Soweit der durch den EinigVtr geschützte Zahlbetrag als höchster der vier nach § 307b SGB VI zu beachtenden
Vergleichswerte den Wert des Rentenrechts des Versicherten bestimmt, mutieren die aus ihm verwaltungstechnisch
errechneten EP nicht zu Werten einer Vorleistung und damit nicht zu EP des verstorbenen Versicherten im Sinne des
§ 66 Abs 2 Nr 2 SGB VI, die Grundlagen der persönlichen EP der Witwe werden könnten. Es handelt sich nämlich
nicht um EP, die der Wertermittlung des Rechts auf Rente aus der eigenen Versicherung gemäß den Vorgaben der §§
63, 64 SGB VI dienten. Ihr Zweck ist allein verwaltungstechnischer Art und erschöpft sich darin, eine mit den
vorhandenen Programmen leicht ausführbare Technik für die Dynamisierung dieses rentenversicherungsfremden
Zahlbetrages zu schaffen, um so ohne "technische Probleme" den Wert eines fremden eigenständigen Rechts
fortlaufend anpassen zu können (BT-Drucks 14/5640, Begründung zu Art 2 Nr 5, S 18).
3. Die Festsetzung des Wertes ihres Rechts auf Witwenrente nach einem (zu dynamisierenden) besitzgeschützten
Zahlbetrag als höchstem Vergleichswert kann die Klägerin nicht beanspruchen.
Auf die Regelungen des § 307b SGB VI kann sie sich nicht berufen, weil sie nicht Bestandsrentnerin im Sinne des
Abs 1 Satz 1 aaO ist. Als Zugangsrentnerin hätte sie die Wertfeststellung in Höhe des besitzgeschützten
Zahlbetrages ihres verstorbenen Ehemannes nur beanspruchen können, wenn die Witwenrente bis zum 31. Dezember
1996 begonnen hätte (§ 4 Abs 4 Satz 7 AAÜG). Diese Voraussetzung erfüllt die Klägerin nicht.

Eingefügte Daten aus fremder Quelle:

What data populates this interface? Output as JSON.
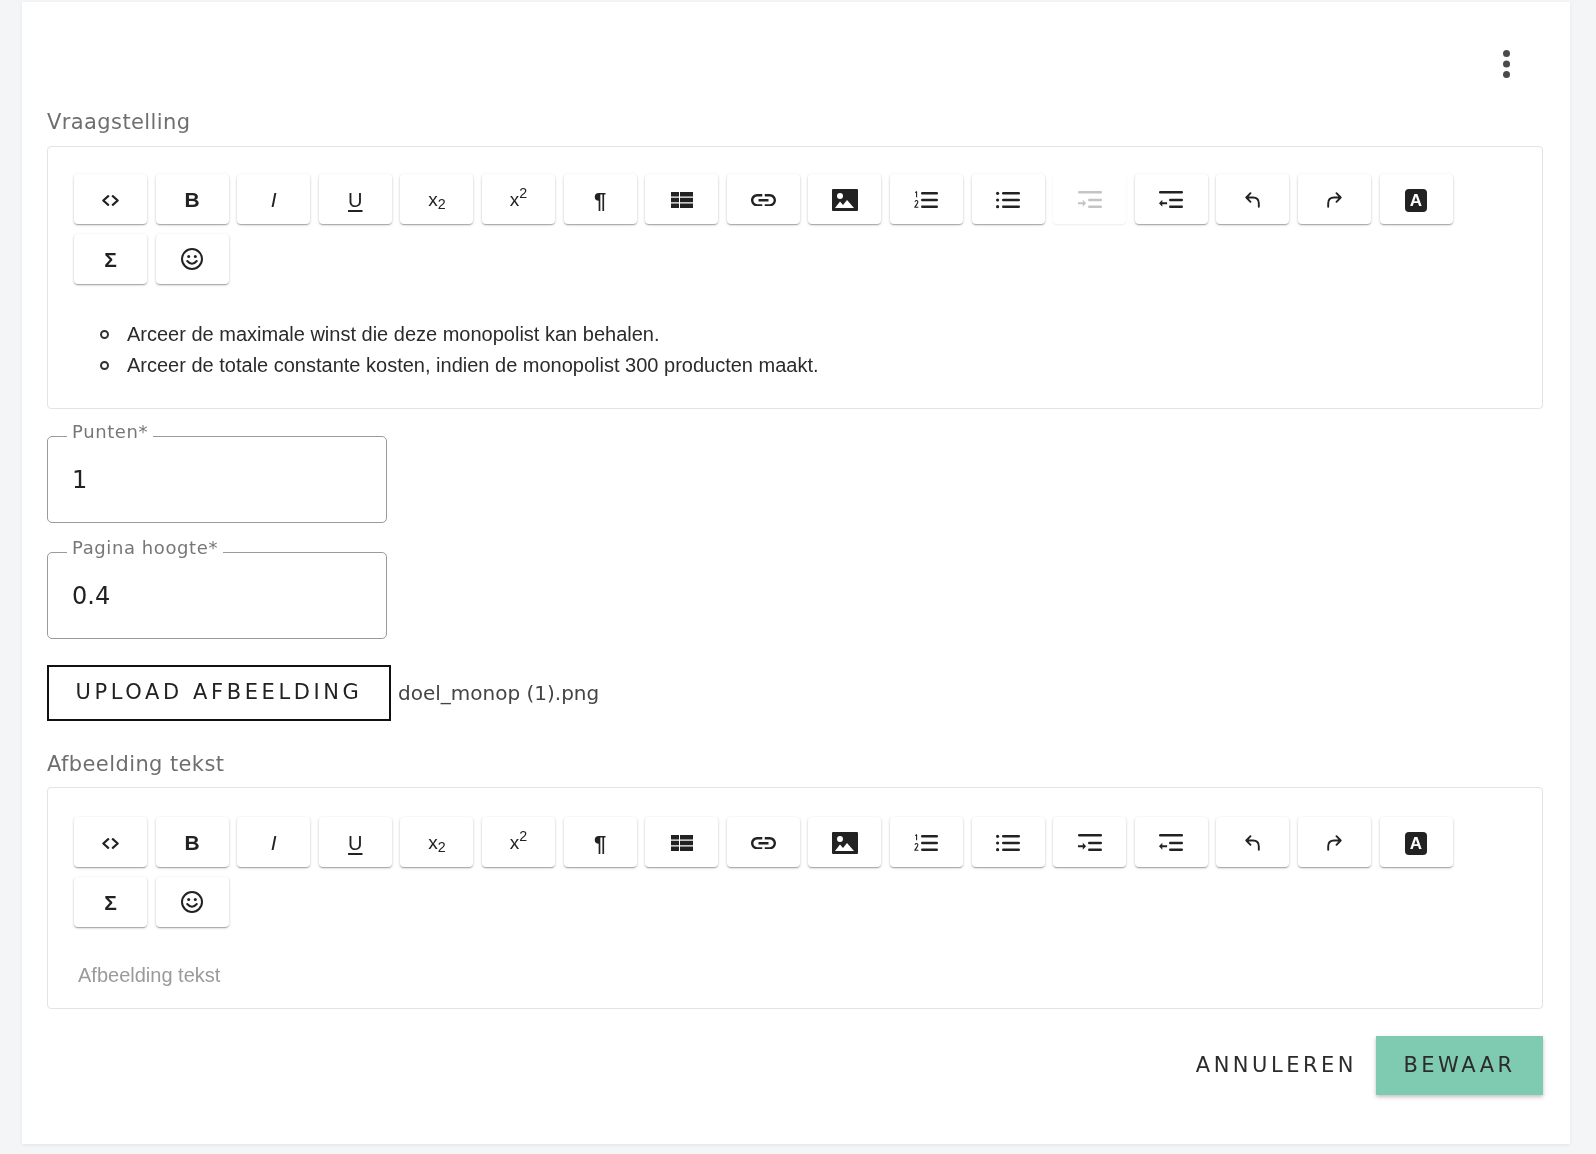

Die Stichtagsregelung des § 4 Abs 4 Satz 7 AAÜG ist nicht verfassungswidrig. Die Norm verstößt nicht gegen Art 14
Abs 1 GG. Eigentumsschutz haben Rentenrechte und -anwartschaften des Beitrittsgebiets nur, soweit sie als
subjektive Rechte mit Inkrafttreten des GG im Beitrittsgebiet (3. Oktober 1990) oder durch spätere Bundesgesetze
anerkannt worden sind. Neben Bestandsrentnern war die Zahlbetragsgarantie rentennahen Jahrgängen durch den
EinigVtr nur bis 30. Juni 1995 eingeräumt worden. Diejenigen, die nach diesem Stichtag ein Vollrecht erwarben,
können sich nicht auf Art 14 Abs 1 GG berufen (hierzu stellvertretend: Urteil des Senats vom 10. April 2003, SozR 4-
2600 § 260 Nr 1). Dies gilt entsprechend, soweit § 4 Abs 4 Satz 7 AAÜG erstmals für Hinterbliebene einen bis zum
31. Dezember 1996 begrenzten "Besitzschutz" geschaffen hat.
Die Stichtagsregelung verletzt nicht das Gleichbehandlungsgebot des Art 3 Abs 1 GG oder den aus Art 2 Abs 1 GG
fließenden rechtsstaatlichen Grundsatz des Vertrauensschutzes (dazu näher: Urteil des Senats vom 10. April 2003
(aaO)).
4. Die Revision der Klägerin war als unbegründet zurückzuweisen (§ 170 Abs 1 SGG).
Die Kostenentscheidung beruht auf den §§ 183, 193 SGG.